Consommateurs de Suzy in the Sky

Je n’ai pas écrit depuis un bout.

Faudrait croire que c’est un peu mon habitude.

Mais, c’est une drogue, alors on n’arrête pas. Bon, l’analogie est peut-être un peu forte, parce qu’écrire ne m’empêche pas de vivre. Non, je ne déciderai pas de manquer une soirée entre amis pour écrire une chronique ou encore de ne pas étudier pour mon examen du lendemain. Alors, je ne suis pas tellement dépendante, mais par contre, j’ai quelque fois des rechutes. Oui, des rechutes! Mon entourage peut le voir quand je n’écris pas. Signe incontestable, c’est que je commence à parler davantage, en fait de façon excessive. Pour ceux qui ne me croit pas (c’est très peu probable) voici la preuve.  Et les autres qui le savent déjà, vous allez bien rire.

Je parle tellement, qu’au cours des années, j’ai développé une technique afin de manger la bouche pleine sans que personne ne s’en rende compte.

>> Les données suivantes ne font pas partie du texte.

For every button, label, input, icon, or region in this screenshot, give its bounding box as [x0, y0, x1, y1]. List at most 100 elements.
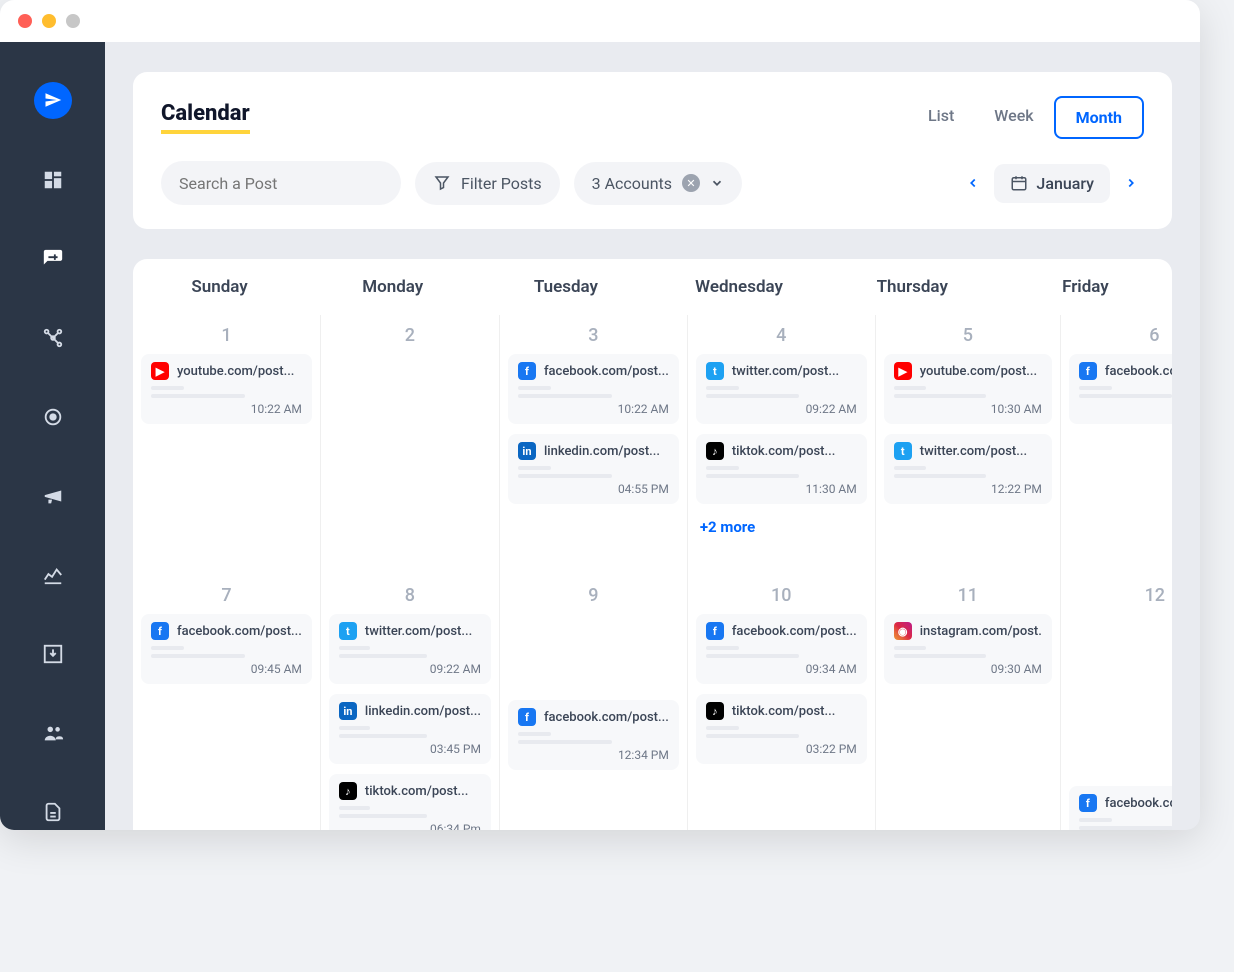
post-card[interactable]: ♪tiktok.com/post...06:34 Pm	[329, 774, 491, 830]
post-preview-lines	[151, 386, 302, 398]
post-card[interactable]: ffacebook.com/post...11:30 AM	[1069, 354, 1172, 424]
tab-week[interactable]: Week	[974, 96, 1053, 139]
post-preview-lines	[339, 646, 481, 658]
post-card[interactable]: inlinkedin.com/post...04:55 PM	[508, 434, 679, 504]
calendar-cell[interactable]: 7ffacebook.com/post...09:45 AM	[133, 575, 321, 830]
tw-icon: t	[894, 442, 912, 460]
post-time: 10:22 AM	[151, 402, 302, 416]
calendar-cell[interactable]: 5▶youtube.com/post...10:30 AMttwitter.co…	[876, 315, 1061, 575]
post-card[interactable]: ttwitter.com/post...09:22 AM	[696, 354, 867, 424]
day-number: 9	[508, 581, 679, 614]
sidebar-item-posts[interactable]	[35, 242, 71, 277]
post-url: linkedin.com/post...	[544, 444, 660, 459]
post-card[interactable]: inlinkedin.com/post...03:45 PM	[329, 694, 491, 764]
calendar-cell[interactable]: 9 ffacebook.com/post...12:34 PM	[500, 575, 688, 830]
tab-month[interactable]: Month	[1054, 96, 1144, 139]
calendar-cell[interactable]: 10ffacebook.com/post...09:34 AM♪tiktok.c…	[688, 575, 876, 830]
sidebar-item-campaigns[interactable]	[35, 479, 71, 514]
post-preview-lines	[518, 466, 669, 478]
post-card[interactable]: ffacebook.com/post...09:45 AM	[141, 614, 312, 684]
day-header: Wednesday	[653, 259, 826, 315]
search-field[interactable]	[179, 174, 382, 193]
clear-icon[interactable]: ✕	[682, 174, 700, 192]
post-time: 09:30 AM	[894, 662, 1042, 676]
post-card[interactable]: ♪tiktok.com/post...03:22 PM	[696, 694, 867, 764]
post-card[interactable]: ffacebook.com/post...06:30 PM	[1069, 786, 1172, 830]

Vous direz que c’est for probable qu’on ne me dise pas que je suis une mal polie. Non, c’est impossible qu’on ne me l’est jamais dit. Quand vous avez comme moi une tante qui vous reprend sur comment vous tenez votre fourchette (oui, je la tiens avec le majeur et non l’indexso what?), vous êtes convaincue de passer inaperçue.

Je parle tellement, que ma propre mère dit que je parle à un point tel qu’elle arrête de m’écouter. Et malgré qu’elle est littéralement tout le temps dans la lune, c’est un personne qui écoute beaucoup. Qualité indispensable à toute mère. Oui, d’habitude, c’est la mère qui essaie de retirer des informations à son enfant. Dans mon cas, c’est l’enfant qui bombarde d’informations sa génitrice. Preuve encore que je parle beaucoup trop.

Je parle tellement que mon père dit que soit je mange, soit je parle. (Et vous savez que c’est faux, je parle en mangeant). On s’entend que dans ce cas-ci, soit je suis une ogre qui s’empiffrent ou un pie qui a la glande de la parole (rejet) un peu trop développée. Et, ça le dit dans mon nom, Chabotté, c’est lui qui combat les ogres, alors il ne reste que la pie.

Je parle tellement que mon docteur et mon dentiste se sont accordé pour dire que je surproduis de la salive à cause que je parle trop. La preuve, j’ai eu une infection à cause de ça cet été.